Conventional ECC design approach is constructed on the paradigm of the relationships between microstructures, processing, material properties, and performance. In this project, emphasis is placed on the incorporation of sustainability consideration into ECC design regimen, specifically, the feasibility of reducing high cement usage in ECC mix by substitutions of fly ash and bottom ash. The mix design is guided by micromechanics models that link the critical parameters of fiber/matrix interface properties and matrix toughness to composite ductility. Material sustainability indicators are adopted to assess the material sustainability performance.

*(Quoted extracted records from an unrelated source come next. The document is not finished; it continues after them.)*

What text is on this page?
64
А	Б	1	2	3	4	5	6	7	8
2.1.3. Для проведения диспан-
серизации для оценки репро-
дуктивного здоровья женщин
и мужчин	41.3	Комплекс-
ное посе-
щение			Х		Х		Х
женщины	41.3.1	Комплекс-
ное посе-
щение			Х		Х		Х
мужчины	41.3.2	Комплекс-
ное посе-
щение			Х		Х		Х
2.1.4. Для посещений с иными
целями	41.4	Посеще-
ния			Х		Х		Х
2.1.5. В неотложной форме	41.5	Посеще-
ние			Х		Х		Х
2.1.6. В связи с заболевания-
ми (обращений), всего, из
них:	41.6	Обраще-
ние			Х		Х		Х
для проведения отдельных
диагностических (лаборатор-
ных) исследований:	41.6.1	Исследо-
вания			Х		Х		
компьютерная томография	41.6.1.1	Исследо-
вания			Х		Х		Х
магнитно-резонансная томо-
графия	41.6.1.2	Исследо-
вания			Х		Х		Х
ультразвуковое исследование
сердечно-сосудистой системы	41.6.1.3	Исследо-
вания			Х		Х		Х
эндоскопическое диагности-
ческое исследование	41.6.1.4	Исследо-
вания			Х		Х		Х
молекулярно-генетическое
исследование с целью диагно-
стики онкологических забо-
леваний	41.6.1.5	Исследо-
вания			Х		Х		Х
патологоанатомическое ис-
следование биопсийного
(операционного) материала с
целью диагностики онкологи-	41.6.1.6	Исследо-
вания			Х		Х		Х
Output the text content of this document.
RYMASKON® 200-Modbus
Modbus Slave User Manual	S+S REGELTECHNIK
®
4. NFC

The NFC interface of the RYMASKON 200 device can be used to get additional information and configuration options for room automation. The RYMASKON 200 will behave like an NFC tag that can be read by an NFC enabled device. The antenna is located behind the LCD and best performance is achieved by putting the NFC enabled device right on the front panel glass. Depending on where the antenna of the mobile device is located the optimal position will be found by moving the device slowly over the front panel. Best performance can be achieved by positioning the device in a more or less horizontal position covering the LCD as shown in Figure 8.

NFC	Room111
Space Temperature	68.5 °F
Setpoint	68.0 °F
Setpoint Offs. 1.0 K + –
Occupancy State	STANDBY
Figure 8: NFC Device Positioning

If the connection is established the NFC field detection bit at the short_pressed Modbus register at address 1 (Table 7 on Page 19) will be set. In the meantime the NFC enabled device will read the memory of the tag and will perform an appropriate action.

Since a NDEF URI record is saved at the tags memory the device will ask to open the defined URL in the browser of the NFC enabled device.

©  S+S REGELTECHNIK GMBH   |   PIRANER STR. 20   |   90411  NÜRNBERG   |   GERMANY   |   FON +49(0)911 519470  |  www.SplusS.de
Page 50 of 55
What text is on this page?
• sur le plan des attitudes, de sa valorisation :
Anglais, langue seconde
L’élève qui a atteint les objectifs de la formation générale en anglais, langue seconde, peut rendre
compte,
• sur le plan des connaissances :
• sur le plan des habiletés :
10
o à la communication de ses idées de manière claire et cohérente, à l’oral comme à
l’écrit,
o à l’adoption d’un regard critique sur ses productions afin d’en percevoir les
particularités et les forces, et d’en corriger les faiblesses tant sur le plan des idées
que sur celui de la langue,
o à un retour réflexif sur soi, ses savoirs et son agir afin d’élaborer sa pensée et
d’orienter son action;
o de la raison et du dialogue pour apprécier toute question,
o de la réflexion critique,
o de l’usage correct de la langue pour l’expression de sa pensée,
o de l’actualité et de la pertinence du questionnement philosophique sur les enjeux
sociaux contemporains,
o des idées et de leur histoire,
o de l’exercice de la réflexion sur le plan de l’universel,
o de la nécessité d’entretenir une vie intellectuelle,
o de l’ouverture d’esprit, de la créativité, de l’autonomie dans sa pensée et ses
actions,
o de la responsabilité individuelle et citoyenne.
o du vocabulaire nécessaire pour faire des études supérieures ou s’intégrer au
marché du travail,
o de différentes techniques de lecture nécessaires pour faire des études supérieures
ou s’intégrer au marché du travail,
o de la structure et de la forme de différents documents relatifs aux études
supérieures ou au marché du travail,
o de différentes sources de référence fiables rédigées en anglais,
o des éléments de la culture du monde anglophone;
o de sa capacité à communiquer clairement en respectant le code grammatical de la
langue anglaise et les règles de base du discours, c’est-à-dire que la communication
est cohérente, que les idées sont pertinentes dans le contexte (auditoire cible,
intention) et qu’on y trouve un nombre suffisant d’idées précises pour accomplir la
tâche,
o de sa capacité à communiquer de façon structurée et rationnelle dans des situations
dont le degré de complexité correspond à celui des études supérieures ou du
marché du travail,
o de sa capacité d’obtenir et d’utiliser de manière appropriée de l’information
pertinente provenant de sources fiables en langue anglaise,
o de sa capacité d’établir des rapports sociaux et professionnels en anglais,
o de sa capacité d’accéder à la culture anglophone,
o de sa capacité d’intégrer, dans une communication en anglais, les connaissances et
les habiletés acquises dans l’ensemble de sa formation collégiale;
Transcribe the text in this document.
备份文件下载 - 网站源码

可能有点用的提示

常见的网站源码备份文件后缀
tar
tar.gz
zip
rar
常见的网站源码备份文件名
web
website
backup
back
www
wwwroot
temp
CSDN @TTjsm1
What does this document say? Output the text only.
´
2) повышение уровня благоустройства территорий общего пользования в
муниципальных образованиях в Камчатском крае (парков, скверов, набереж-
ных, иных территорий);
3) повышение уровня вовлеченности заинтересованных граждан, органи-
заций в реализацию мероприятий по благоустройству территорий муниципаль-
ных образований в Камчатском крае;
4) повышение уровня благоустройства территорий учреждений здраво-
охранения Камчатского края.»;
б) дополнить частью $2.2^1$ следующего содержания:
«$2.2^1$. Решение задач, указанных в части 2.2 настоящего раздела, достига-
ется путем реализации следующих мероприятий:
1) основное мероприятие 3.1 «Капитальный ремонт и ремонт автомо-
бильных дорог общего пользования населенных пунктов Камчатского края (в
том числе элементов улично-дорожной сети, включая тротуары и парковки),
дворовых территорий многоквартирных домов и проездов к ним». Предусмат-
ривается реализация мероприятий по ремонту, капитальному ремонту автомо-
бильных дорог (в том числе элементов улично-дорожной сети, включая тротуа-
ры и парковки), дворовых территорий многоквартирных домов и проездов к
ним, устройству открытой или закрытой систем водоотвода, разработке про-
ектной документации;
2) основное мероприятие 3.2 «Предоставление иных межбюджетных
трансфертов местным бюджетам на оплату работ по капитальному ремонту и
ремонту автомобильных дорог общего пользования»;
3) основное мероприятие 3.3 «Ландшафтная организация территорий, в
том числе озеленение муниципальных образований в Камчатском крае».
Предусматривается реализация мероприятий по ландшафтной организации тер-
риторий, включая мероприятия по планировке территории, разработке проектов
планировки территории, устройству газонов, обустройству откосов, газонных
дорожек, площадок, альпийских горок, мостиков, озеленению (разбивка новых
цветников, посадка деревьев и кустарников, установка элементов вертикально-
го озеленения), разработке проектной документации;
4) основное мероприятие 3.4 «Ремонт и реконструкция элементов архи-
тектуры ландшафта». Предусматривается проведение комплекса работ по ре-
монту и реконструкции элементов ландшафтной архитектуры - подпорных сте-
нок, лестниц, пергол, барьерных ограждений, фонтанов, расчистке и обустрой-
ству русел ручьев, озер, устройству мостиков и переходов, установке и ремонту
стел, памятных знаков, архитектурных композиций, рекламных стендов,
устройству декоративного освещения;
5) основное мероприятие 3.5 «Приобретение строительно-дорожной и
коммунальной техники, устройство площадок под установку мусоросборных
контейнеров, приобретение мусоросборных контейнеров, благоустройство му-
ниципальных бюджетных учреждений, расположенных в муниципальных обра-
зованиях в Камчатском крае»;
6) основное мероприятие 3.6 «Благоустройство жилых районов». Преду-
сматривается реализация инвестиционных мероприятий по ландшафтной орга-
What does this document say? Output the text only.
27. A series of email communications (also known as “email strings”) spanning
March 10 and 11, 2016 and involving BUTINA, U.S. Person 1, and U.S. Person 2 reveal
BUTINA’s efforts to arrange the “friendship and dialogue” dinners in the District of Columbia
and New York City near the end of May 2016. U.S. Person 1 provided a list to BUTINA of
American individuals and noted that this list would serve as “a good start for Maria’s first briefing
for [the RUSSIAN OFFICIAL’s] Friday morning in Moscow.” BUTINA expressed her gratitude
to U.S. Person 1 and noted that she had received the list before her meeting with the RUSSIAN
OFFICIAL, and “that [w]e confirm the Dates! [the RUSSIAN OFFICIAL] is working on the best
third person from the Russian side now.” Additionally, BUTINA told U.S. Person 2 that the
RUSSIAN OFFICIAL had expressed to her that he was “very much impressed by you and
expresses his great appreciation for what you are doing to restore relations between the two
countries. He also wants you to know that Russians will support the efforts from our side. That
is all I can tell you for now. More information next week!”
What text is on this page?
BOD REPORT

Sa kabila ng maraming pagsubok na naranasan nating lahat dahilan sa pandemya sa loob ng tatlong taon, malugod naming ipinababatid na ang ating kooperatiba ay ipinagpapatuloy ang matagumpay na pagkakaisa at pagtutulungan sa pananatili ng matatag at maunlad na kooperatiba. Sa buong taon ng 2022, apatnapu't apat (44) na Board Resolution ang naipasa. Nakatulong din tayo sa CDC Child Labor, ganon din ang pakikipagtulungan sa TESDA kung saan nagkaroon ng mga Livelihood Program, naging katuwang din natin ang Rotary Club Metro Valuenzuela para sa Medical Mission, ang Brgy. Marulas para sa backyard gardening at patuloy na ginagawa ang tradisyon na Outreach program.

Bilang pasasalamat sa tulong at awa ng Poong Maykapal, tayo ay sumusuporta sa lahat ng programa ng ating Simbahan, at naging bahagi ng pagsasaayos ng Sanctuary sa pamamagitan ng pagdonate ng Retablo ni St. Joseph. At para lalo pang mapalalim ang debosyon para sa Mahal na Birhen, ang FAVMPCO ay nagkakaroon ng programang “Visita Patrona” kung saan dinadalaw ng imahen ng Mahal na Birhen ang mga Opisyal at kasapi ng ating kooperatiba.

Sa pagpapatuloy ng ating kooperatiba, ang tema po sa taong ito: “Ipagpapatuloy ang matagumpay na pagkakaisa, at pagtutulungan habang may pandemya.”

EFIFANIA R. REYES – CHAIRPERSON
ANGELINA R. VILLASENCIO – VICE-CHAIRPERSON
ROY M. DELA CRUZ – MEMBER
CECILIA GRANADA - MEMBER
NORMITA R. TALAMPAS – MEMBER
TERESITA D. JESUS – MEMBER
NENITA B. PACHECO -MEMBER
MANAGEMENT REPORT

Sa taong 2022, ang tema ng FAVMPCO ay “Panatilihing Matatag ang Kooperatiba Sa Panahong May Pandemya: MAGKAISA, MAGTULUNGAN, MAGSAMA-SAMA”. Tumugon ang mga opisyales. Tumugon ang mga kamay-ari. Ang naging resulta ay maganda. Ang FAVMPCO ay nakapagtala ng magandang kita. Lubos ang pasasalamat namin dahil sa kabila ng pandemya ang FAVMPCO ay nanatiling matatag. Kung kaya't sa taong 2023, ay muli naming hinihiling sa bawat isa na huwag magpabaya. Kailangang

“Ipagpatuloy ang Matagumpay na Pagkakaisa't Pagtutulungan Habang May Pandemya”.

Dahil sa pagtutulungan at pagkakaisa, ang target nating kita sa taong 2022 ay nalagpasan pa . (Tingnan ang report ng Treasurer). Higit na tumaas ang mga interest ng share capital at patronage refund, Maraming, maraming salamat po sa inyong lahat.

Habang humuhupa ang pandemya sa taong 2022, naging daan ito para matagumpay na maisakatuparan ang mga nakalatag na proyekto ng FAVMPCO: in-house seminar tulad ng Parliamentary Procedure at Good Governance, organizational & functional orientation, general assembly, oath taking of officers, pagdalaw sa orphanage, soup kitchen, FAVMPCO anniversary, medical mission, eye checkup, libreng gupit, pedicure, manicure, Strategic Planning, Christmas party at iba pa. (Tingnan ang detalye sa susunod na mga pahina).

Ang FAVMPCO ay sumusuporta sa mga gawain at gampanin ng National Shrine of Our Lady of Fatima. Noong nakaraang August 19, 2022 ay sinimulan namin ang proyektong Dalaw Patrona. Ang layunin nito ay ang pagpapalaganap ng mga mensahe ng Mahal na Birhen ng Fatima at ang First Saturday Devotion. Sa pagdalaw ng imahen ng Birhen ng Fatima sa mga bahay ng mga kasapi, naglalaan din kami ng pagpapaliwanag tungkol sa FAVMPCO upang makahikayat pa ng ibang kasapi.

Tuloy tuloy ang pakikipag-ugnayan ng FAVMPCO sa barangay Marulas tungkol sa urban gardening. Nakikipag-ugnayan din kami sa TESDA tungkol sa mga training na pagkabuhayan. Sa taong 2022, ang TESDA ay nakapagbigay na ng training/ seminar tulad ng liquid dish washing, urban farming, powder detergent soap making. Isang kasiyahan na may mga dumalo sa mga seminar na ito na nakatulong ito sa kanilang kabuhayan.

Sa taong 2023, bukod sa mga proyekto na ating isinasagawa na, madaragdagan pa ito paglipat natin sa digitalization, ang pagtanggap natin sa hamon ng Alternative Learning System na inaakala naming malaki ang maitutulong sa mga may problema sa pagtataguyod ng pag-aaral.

The resulting green ECC demonstrates that, when properly tailored, high strain capacity is retainable in the presence of high volume of low quality by-products. The resulting composites demonstrated robust tensile strain capacity at 3-4% and tensile strength above 4.5 MPa while material sustainability indices were significantly improved (Fig. 1).
The micromechanics parameter study revealed the general descending trend of interface frictional stress and chemical bond with increase of fly ash content, which in turn modify the PVA fiber bridging behavior resulting in higher complementary energy Jb’ values. In addition, increase of fly ash content also leads to a lowering of the matrix toughness Jtip. Both trends are favorable to strain-hardening. Strong correlation between Jb’/Jtip and strain capacity was observed which further support this ratio as a good indicator of composite strain-hardening potential (Fig. 2).
The design process demonstrated that sacrifice of high material performance was not inevitable when using low quality substitutions or wastes, as long as the governing micromechanics parameters were carefully tailored. Although this study focused on tensile ductility of cementitious composites, the authors believe that this approach is broadly applicable to other sustainable material design practice. |